Terrorists on Friday targeted a bus carrying a group of people to a Shia religious procession as well as a hospital in Karachi, killing at least 22 people and injuring over 50, in the latest in a wave of attacks across the country.
The explosion targeting the bus occurred on Shahrah-e-Quaideen, a key thoroughfare in the city, at 3.05 pm local time.
Provincial Health Minister Sagheer Ahmed said 12 people were killed and 50 injured in the attack.
TV news channels quoted witnesses as saying that a motorcycle-borne suicide bomber rammed the bus.
However, Karachi police chief Waseem Ahmed said initial investigations had indicated that an explosive device planted in the motorcycle was triggered by a remote control as the bus was passing by.
The second blast occurred at approximately 5 pm local time outside the emergency ward of the Jinnah Post Graduate Medical Centre Hospital.
Geo news channel quoted officials and witnesses as saying that ten people were killed and several others injured in the second blast. Several ambulances were also damaged in the attack.
Over 200 people, most of them relatives of the injured in the first blast and rescue workers, were present outside the hospital at the time of the explosion, the cause of which is yet to be ascertained.

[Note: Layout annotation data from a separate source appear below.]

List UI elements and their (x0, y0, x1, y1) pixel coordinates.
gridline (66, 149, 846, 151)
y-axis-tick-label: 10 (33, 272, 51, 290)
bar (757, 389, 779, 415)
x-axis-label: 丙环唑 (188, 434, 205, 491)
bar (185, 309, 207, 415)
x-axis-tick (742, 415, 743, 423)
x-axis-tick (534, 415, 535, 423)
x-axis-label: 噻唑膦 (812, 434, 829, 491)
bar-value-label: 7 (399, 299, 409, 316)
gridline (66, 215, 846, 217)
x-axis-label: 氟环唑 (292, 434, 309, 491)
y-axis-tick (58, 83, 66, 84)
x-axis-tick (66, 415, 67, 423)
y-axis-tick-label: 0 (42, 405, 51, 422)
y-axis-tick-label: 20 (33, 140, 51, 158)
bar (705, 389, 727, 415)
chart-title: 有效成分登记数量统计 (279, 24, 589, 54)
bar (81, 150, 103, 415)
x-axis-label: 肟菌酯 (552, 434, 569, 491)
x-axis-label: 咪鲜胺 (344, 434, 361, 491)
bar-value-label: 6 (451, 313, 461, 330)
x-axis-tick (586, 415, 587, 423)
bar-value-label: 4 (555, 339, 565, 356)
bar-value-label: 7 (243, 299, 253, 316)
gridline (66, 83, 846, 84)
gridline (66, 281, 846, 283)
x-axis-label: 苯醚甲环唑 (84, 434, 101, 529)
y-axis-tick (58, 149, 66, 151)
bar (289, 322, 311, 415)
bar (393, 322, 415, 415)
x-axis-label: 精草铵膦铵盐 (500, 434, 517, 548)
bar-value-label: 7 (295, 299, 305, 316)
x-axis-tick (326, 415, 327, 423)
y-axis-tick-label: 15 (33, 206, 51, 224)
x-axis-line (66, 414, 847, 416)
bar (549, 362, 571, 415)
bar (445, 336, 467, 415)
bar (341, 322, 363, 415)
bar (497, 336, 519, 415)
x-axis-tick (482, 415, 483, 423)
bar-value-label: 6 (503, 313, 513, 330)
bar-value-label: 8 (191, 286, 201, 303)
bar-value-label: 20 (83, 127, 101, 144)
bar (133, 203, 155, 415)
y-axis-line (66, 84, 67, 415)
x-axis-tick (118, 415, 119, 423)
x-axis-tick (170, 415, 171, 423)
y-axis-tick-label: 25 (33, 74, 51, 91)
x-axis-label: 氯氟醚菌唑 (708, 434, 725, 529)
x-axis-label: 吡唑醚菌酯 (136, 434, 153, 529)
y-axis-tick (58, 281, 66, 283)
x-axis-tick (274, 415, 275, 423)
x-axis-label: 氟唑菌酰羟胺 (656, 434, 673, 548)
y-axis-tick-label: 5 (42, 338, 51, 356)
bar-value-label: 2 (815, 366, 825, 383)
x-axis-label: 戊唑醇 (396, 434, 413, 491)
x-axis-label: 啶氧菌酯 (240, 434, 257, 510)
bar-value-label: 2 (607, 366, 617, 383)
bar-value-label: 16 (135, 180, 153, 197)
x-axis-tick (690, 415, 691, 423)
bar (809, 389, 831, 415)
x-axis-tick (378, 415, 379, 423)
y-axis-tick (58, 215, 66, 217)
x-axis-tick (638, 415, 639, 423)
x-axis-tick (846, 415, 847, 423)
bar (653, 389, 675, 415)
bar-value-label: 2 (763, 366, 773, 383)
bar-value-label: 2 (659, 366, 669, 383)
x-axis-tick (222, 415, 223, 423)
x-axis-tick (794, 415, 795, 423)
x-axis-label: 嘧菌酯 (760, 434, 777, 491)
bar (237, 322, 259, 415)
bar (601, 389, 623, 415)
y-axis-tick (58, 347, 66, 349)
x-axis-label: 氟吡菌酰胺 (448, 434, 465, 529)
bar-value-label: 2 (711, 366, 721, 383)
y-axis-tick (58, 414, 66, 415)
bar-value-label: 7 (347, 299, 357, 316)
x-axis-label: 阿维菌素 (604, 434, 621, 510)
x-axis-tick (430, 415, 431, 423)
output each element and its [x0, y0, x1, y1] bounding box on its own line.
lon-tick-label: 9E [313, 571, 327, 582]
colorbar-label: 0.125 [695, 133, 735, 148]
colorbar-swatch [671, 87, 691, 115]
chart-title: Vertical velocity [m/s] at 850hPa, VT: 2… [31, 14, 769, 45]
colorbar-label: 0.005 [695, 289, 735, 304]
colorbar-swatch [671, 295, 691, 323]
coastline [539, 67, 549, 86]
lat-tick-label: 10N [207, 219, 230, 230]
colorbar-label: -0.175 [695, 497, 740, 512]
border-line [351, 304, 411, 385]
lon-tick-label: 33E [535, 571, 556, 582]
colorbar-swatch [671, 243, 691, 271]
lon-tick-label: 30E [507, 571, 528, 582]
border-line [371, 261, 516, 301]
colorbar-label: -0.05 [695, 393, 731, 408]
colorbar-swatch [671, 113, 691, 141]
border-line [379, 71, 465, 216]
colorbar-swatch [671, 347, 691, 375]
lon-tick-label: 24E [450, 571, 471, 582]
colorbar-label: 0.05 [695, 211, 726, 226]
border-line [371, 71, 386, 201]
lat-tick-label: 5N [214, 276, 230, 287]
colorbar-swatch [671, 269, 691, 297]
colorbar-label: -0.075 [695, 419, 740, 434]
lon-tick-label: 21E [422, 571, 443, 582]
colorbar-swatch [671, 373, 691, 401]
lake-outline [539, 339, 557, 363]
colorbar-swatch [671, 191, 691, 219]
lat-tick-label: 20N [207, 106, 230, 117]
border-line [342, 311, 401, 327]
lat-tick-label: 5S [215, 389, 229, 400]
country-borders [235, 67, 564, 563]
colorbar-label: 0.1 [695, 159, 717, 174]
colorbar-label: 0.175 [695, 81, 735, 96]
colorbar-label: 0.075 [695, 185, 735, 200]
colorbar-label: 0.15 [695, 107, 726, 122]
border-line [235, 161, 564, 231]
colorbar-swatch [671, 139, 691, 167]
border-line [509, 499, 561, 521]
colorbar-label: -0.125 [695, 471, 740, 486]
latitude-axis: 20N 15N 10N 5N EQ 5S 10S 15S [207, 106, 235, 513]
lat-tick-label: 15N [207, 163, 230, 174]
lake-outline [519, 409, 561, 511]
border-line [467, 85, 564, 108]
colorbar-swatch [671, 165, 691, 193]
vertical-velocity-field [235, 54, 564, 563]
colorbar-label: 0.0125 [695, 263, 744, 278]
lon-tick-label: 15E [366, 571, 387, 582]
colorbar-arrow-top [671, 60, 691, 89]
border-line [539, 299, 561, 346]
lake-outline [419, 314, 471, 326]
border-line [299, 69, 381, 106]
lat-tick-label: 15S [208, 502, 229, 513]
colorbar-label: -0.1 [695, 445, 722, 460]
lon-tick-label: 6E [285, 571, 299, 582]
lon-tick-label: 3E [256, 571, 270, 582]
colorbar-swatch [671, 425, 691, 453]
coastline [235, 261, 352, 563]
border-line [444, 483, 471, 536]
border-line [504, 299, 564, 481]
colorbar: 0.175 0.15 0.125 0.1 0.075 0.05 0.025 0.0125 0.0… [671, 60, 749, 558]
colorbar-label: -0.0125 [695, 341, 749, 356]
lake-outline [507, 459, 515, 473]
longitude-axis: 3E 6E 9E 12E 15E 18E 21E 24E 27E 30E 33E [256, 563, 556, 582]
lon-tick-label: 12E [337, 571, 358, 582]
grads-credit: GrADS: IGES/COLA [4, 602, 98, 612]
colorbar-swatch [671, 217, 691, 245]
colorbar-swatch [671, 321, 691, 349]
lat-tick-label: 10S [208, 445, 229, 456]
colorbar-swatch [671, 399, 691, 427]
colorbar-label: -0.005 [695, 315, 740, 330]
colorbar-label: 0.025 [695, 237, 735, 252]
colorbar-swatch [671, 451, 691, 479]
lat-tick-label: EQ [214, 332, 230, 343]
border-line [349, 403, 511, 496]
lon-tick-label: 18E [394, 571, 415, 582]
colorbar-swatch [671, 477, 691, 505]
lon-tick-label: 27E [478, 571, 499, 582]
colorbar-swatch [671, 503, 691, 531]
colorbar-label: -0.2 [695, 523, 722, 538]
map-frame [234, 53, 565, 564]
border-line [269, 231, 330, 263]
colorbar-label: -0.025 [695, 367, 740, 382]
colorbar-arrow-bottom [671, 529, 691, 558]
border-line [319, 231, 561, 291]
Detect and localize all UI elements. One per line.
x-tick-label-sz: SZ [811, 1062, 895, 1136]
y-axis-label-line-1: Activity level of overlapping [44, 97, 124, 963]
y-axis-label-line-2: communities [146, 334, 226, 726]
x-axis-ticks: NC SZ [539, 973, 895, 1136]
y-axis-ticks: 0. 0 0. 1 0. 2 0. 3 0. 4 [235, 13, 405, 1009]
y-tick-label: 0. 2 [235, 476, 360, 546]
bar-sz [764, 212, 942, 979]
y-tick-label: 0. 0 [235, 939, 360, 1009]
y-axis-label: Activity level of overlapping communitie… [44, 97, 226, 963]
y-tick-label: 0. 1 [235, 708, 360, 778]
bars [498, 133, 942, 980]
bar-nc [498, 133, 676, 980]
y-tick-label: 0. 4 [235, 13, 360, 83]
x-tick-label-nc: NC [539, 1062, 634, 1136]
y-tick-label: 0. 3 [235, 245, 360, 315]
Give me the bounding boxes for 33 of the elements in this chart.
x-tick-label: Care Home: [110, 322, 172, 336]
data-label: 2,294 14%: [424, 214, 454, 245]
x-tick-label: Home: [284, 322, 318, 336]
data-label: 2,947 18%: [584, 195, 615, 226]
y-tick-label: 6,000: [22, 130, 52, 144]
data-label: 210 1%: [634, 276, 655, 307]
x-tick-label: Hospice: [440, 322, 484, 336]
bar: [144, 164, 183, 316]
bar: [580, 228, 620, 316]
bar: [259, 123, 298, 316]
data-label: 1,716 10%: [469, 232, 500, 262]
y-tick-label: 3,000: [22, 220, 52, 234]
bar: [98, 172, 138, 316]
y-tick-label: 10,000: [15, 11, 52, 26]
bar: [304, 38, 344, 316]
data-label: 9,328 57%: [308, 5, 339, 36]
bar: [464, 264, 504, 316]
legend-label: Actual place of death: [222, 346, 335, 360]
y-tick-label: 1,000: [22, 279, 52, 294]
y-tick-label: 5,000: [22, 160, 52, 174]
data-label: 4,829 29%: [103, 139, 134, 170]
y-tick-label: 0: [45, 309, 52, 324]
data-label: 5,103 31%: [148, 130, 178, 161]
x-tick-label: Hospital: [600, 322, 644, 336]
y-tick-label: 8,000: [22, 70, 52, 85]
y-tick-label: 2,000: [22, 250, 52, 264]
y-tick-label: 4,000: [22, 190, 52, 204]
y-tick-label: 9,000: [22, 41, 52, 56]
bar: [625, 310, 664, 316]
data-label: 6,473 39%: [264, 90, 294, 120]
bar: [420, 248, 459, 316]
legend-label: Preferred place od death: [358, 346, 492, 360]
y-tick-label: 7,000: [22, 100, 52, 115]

Karachi police chief Ahmed appealed for calm and urged Shia mourners to go ahead with the main procession marking the 'Chelum' or 40th day of the martyrdom of Hazrat Imam Hussain.
He said the blast targeting the bus, which was carrying mourners including women and children, had occurred at a considerable distance from the venue of the main procession and might have been aimed at diverting the attention of the security forces.
Security personnel cordoned off the area and gathered the pieces of the motorcycle believed to have been used in the attack.
This is the second time that a Muharram procession had been attacked by militants in the recent weeks. On December 28, a bomb explosion in the main Muharram congregation killed 45 people and led to widespread rioting.
Today's blast took place despite heavy security arrangements in the city, for the Muharram Chehlum processions, in the wake of recent sectarian killings that claimed 48 lives.
The government has given the paramilitary rangers sweeping powers under the anti-terror laws to control the law and order situation in the city.
Pakistan has witnessed a string of deadly attacks since October last year when the military launched an operation in the Taliban stronghold of South Waziristan. Hundreds of people have been killed in these attacks.